105 It does not follow, in my view, that there is no remedy available in the event that the obligations imposed by s 430 are not fulfilled. It would, however, be by way of a mandatory order, obliging compliance and would not be one setting aside the decision on account of the breach. The Migration Act has no equivalent provision to s 13(7) Administrative Decisions (Judicial Review) Act 1977 ("ADJR Act"), by which the Court may require the giving of further and better particulars of findings, or the evidence upon which it is based. It is not necessary to examine that provision, but merely to observe that it would not appear to provide a basis for finding a ground of review in s 476(1)(a) but rather to the contrary, given that it was found necessary to make express provision in the ADJR Act for it, despite the presence of s 5(1)(b), and that an order setting aside the decision was not thought appropriate. Nor, as their Honours pointed out in Xu, can one draw much from the limitations the Act has imposed on this Court's jurisdiction, with the result that only the High Court can make such an order.

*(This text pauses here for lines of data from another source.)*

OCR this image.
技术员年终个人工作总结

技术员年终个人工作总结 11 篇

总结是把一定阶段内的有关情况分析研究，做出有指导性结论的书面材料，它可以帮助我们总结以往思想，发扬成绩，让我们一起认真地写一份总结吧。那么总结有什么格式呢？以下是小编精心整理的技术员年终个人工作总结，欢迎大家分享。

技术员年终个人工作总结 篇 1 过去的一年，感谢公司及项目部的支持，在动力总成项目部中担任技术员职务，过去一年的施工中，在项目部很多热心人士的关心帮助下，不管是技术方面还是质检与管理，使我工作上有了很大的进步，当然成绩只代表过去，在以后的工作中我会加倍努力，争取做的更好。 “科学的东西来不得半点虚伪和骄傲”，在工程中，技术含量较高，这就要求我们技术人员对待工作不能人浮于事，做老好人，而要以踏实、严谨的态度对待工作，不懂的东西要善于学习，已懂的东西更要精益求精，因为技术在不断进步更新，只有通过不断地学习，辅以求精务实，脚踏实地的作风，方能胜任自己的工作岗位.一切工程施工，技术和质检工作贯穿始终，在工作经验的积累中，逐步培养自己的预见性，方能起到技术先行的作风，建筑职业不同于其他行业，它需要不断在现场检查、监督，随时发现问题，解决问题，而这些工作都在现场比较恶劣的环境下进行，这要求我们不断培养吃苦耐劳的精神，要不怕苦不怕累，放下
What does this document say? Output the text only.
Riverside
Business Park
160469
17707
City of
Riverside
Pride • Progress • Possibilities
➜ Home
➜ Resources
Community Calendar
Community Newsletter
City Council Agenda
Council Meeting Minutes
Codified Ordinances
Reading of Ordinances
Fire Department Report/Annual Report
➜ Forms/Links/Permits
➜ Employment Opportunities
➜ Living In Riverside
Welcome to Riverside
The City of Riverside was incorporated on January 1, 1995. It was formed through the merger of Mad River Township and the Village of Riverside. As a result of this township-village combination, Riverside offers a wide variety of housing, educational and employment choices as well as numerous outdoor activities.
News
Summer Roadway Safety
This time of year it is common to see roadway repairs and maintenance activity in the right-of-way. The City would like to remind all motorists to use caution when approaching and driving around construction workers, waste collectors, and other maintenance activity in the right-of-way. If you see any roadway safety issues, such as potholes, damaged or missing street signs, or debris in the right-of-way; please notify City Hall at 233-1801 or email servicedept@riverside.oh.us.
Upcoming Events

106 In Repatriation Commission v O'Brien (1985) 155 CLR 422, 445-6, Brennan J in dealing with the same provision in s 43(2) Administrative Appeals Tribunal Act 1975 held that a failure by a tribunal adequately to fulfil its statutory obligation to state the reasons for an administrative decision does not, without more, invalidate the decision or warrant its being set aside. If one was able to infer that there has been a failure to exercise power according to law, for instance taking into account irrelevant considerations, the Court may set it aside. The result is not, however, invalid because of the failure to state reasons, but because there was a failure to make a decision according to law. A number of the cases referred to above have proceeded upon the footing that a failure to provide adequate reasons amounts to error of law itself, justifying the decision being set aside. Such an approach tends to confirm the appropriateness of s 476(1)(a) as a ground for review, since the only order which it would seem could be made when the ground is made out, would be one setting the decision aside (s 481(1)(a)). Section 481(1)(d) does provide for an order directing that something be done, but it is referrable only to the parties, not the Tribunal. The view that breach of s 430 discloses error of law is derived from the decision of a Full Court in Dornan v Riordan (1990) 24 FCR 564. Finkelstein J in Comcare v Lees, 656-9 concluded that the Court was in error in not accepting the reasoning of Brennan J as a correct statement of the law. I respectfully agree with his Honour for the reasons there given. An unfulfilled statutory duty would seem to require that the omission be corrected. If the problem is not the omission itself, but what it tells you about the exercise of the power, it is then that one turns to the grounds as may be available for review.